Weaponized procrastination: this is the filibuster

Written by Lakshmi Adiga


Once President Joe Biden was elected, many voters looked forward to the new Democrat majority’s policy and legislative goals, a welcome direction away from Trump-era policies. However, the USA’s two-party political system has once again created a roadblock for political progress: the Senate filibuster. After Biden’s numerous statements on the filibuster block from the beginning of his presidency to the latest debt limit crisis, many people are still left wondering, what actually is the filibuster, and why should I care? Also … what even is going on with the debt limit?

Image via Tobias Higbie / Flickr

Image via Tobias Higbie / Flickr

What is the filibuster?

The filibuster is a Senate rule — any piece of legislation requires 60 votes out of the 100 senators to be passed. What? We’ve all been taught that legislation only needs a majority vote to be passed, so 51 votes should do the trick. However, there’s a step before the actual Senate floor votes on a bill — the debate. Senators have the right to unlimited debate until 60 senators, a supermajority, decide to start voting on the legislation. Invoking this right to debate in order to delay or prevent a vote on legislation is what’s known as filibustering.

Why should I care?

Political parties have become extremely partisan in these past few decades; little policy is agreed upon between Republicans and Democrats, and certainly not the large scale reforms that Biden proposes. Although Democrats have a majority in the Senate, it’s not a supermajority. The minority Republican Party can easily block legislation by invoking the filibuster, allowing debate to drone on until the vote is effectively prevented, halting any possible progress in Congress. The latest crisis with the debt limit has been a stunning show of just how stuck the Senate is.

If you hadn’t known already, the U.S. is in debt and has been since the Revolutionary War. The debt limit is the amount of money that Congress approves for the U.S. to borrow in order to meet its financial needs and obligations. If Congress doesn’t approve the borrowing of money, the U.S. government is effectively broke. It would default on numerous financial responsibilities such as Social Security and Medicare, weakening economic security and plunging the country into a recession not dissimilar to the one in 2011.

So what’s the best way for Republicans to threaten the majority Democrats?

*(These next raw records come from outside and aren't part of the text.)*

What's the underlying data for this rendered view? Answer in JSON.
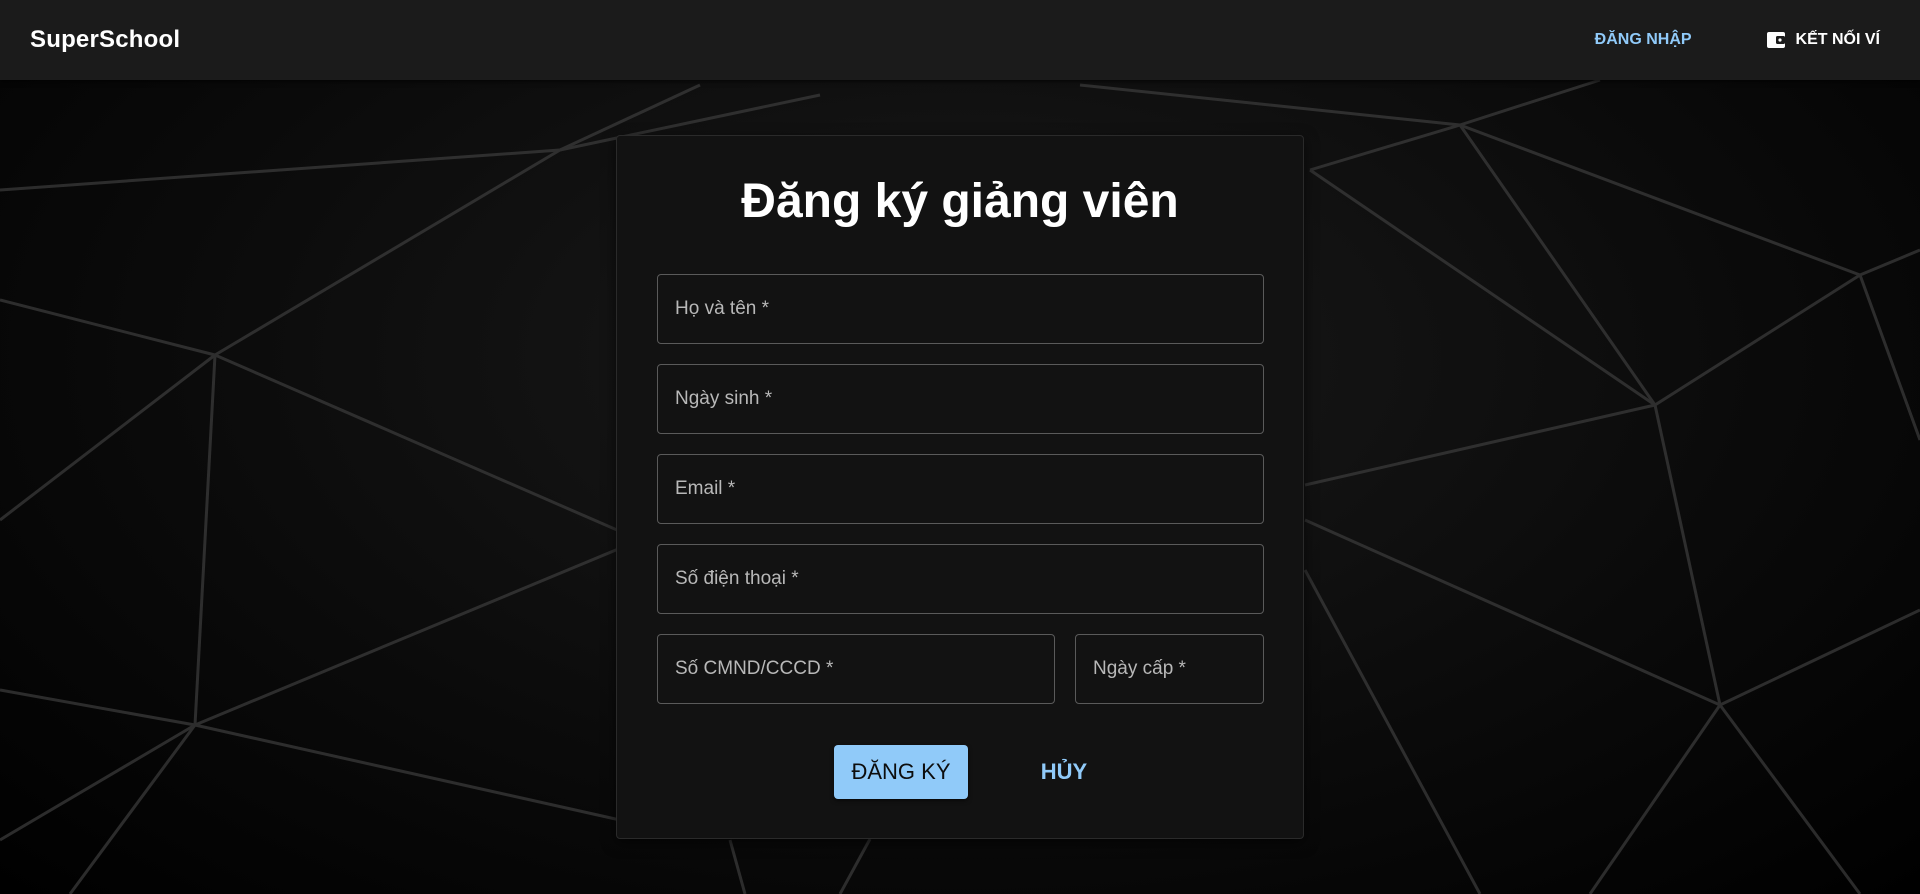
{
  "appbar": {
    "brand": "SuperSchool",
    "login_label": "ĐĂNG NHẬP",
    "wallet_label": "KẾT NỐI VÍ"
  },
  "form": {
    "title": "Đăng ký giảng viên",
    "fields": [
      {
        "placeholder": "Họ và tên *",
        "value": ""
      },
      {
        "placeholder": "Ngày sinh *",
        "value": ""
      },
      {
        "placeholder": "Email *",
        "value": ""
      },
      {
        "placeholder": "Số điện thoại *",
        "value": ""
      },
      {
        "placeholder": "Số CMND/CCCD *",
        "value": ""
      },
      {
        "placeholder": "Ngày cấp *",
        "value": ""
      }
    ],
    "submit_label": "ĐĂNG KÝ",
    "cancel_label": "HỦY"
  },
  "colors": {
    "accent": "#90caf9",
    "appbar_bg": "#1b1b1b",
    "card_bg": "#121212",
    "page_bg": "#000000"
  },
  "icons": {
    "wallet": "wallet-icon",
    "background": "network-mesh"
  }
}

By filibustering the ceiling for the debt limit.

Since Sept. 27, Mitch McConnell and the minority Republican Party have been blocking the vote to increase the debt limit. They have thrown the U.S. into an economic limbo, which leaves the USAmerican people’s financial security hanging on the line, effectively using the consequences as political propaganda. By forcing the Democrats to make the debt ceiling partisan — completely Democrat-run — Republicans are able to blame the generational burden of the $30 trillion debt on the Democrats, thus giving the Republican Party an edge during the 2022 midterm elections.

As a consequence of the Democratic Party’s refusal to give in plus dwindling time, McConnell proposes to press pause on the filibustering and allow the Democrats to raise the debt limit, postponing eventual disaster.

However, the Republican Party isn’t planning on relinquishing this form of political blackmail. This tenuous peace will only last until Dec. 3 when the filibustering will start up all over again, unless either a bipartisan move is made to end the crisis or the last resort is invoked.

So the system isn’t working… now what? The nuclear option.

We’ve all been victims of procrastination at one point or another, finding ourselves at a roadblock in our work with it seeming like nothing but a looming deadline could get us out. However, the Senate’s procrastination of the filibuster is weaponized, an act of violence against the legal process that removes the concept of a deadline entirely.

The only way through a filibuster block sounds even more brutal: the nuclear option.

The nuclear option is a procedure to end the Senate rule which enables the filibuster. It doesn’t seem so nuclear until you realize that the Senate has operated using the principles of tradition and bipartisanship since its founding to protect the minority opinion, something the nuclear option would decimate. Previously, the nuclear option has been invoked to lower the required vote from 60 to 51 for executive branch appointees and Supreme Court nominees, and now representatives fear another dramatic precedent to be set as Biden inches toward using the nuclear option to end the threat of the debt limit crisis.

Image via Adam Schultz / Flickr

Image via Adam Schultz / Flickr

Washington, D.C. is famed for getting nothing done — each policy experiences setback after setback, and as a result, the U.S. public sees little of the change promised by politicians. To confront the filibuster, Biden must first confront the extreme polarity in the Senate and preserve the integrity of its purpose: to ensure bipartisanship and cooperation of political thought in the U.S. government. With the midterm elections coming up, the Democrats may lose their majority in the Senate, making it even harder for the Democratic Party to fulfill its campaign promises to the U.S. people.